Redaktion 21.02.2020

Forschung, die hilft

Schwerpunkt Krebs – Teil 3 Pharmaunternehmen geben Milliarden aus und stemmen drei Viertel der Krebsforschung.

••• Von Katrin Pfanner

WIEN. Krebs ist in Österreich die am stärksten beforschte Krankheit. Von 455 industriegesponserten Prüfungen im Jahr 2018 in Österreich entfielen 206 (45,3%) auf die Onkologie.
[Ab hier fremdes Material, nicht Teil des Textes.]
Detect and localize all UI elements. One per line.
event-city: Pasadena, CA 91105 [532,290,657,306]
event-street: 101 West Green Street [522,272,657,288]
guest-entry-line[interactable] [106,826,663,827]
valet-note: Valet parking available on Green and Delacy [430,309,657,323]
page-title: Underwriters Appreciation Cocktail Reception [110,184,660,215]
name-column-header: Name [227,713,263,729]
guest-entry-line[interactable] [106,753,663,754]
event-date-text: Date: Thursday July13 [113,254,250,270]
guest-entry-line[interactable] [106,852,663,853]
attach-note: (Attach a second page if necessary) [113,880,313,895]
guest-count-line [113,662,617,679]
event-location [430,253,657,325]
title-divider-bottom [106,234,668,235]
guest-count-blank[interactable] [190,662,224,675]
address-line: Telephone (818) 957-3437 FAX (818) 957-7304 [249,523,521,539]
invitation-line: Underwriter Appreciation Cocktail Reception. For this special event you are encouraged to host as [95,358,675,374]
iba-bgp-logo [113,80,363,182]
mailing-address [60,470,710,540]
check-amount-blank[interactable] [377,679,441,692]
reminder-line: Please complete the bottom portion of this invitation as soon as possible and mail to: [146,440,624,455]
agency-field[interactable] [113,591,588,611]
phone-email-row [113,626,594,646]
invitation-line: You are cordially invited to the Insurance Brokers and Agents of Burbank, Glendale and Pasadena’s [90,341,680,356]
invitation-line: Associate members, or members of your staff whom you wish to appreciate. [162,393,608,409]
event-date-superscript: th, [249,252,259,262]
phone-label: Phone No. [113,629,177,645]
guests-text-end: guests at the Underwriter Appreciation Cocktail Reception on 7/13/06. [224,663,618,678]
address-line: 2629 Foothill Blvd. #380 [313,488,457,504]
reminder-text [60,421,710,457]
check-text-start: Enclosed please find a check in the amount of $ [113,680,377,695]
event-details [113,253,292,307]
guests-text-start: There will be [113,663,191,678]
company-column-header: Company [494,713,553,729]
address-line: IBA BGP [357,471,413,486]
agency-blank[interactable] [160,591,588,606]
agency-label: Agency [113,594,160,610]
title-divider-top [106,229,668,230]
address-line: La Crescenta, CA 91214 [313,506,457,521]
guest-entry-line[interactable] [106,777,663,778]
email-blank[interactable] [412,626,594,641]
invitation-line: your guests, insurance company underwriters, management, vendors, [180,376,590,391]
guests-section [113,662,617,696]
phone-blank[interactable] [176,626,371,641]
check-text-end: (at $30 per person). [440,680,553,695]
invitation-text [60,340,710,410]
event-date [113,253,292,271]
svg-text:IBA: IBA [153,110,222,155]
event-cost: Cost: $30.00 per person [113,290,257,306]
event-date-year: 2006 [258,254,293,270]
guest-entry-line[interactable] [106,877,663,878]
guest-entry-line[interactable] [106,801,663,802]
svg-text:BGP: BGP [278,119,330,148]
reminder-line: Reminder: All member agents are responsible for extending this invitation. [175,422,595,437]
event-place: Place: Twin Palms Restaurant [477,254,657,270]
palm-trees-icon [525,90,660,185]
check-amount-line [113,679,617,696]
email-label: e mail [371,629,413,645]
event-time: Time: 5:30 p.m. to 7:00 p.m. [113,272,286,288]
Kontinuierliche Forschung in der Onkologie ermöglicht exaktere Diagnosemöglichkeiten und innovative Therapien, die Lebensdauer und Lebensqualität der Betroffenen steigern, sagt die Industrie.

„Die Krebsforschung in Österreich ist nicht zu unterschätzen, gleichzeitig gibt es hier noch sehr viel Luft nach oben. Je mehr Forschungsprojekte in Österreich realisiert werden, umso besser ist das für die Versorgung von Krebspatienten”, sagt Pharmig-Generalsekretär Alexander Herzog. Allein in den vergangenen 20 Jahren ist die Zahl der jährlichen Neuerkrankungen in Österreich von rund 36.500 auf 41.000 gewachsen. Neben immer besseren und exakteren Diagnose- und Behandlungsmöglichkeiten ist diese Entwicklung auch auf ein größeres Bevölkerungswachstum sowie eine gestiegene Lebenserwartung zurückzuführen. Derzeit sind der Medizin mehr als 250 Krebsarten bekannt. Die Erforschung und Behandlung jeder einzelnen von ihnen gilt als äußerst komplex.

72% der Forschungsausgaben

Laut einer aktuellen Studie des schwedischen Instituts für Gesundheitsökonomie IHE haben sich die Forschungsausgaben zur Bekämpfung von Krebs seit 2005 von 4,1 Mrd. € pro Jahr auf 11,8 Mrd. € beinahe verdreifacht. Während vor 15 Jahren Investitionen der forschenden Firmen noch beinahe gleichauf mit den öffentlichen Forschungsausgaben gelegen sind, zeigen neue Zahlen eine deutliche Verlagerung Richtung Pharmaindustrie. Die Unternehmen der Branche finanzieren mittlerweile 72% der Krebs-Forschung, rechnet der Fachverband der Chemischen Industrie Österreichs (FCIO) vor.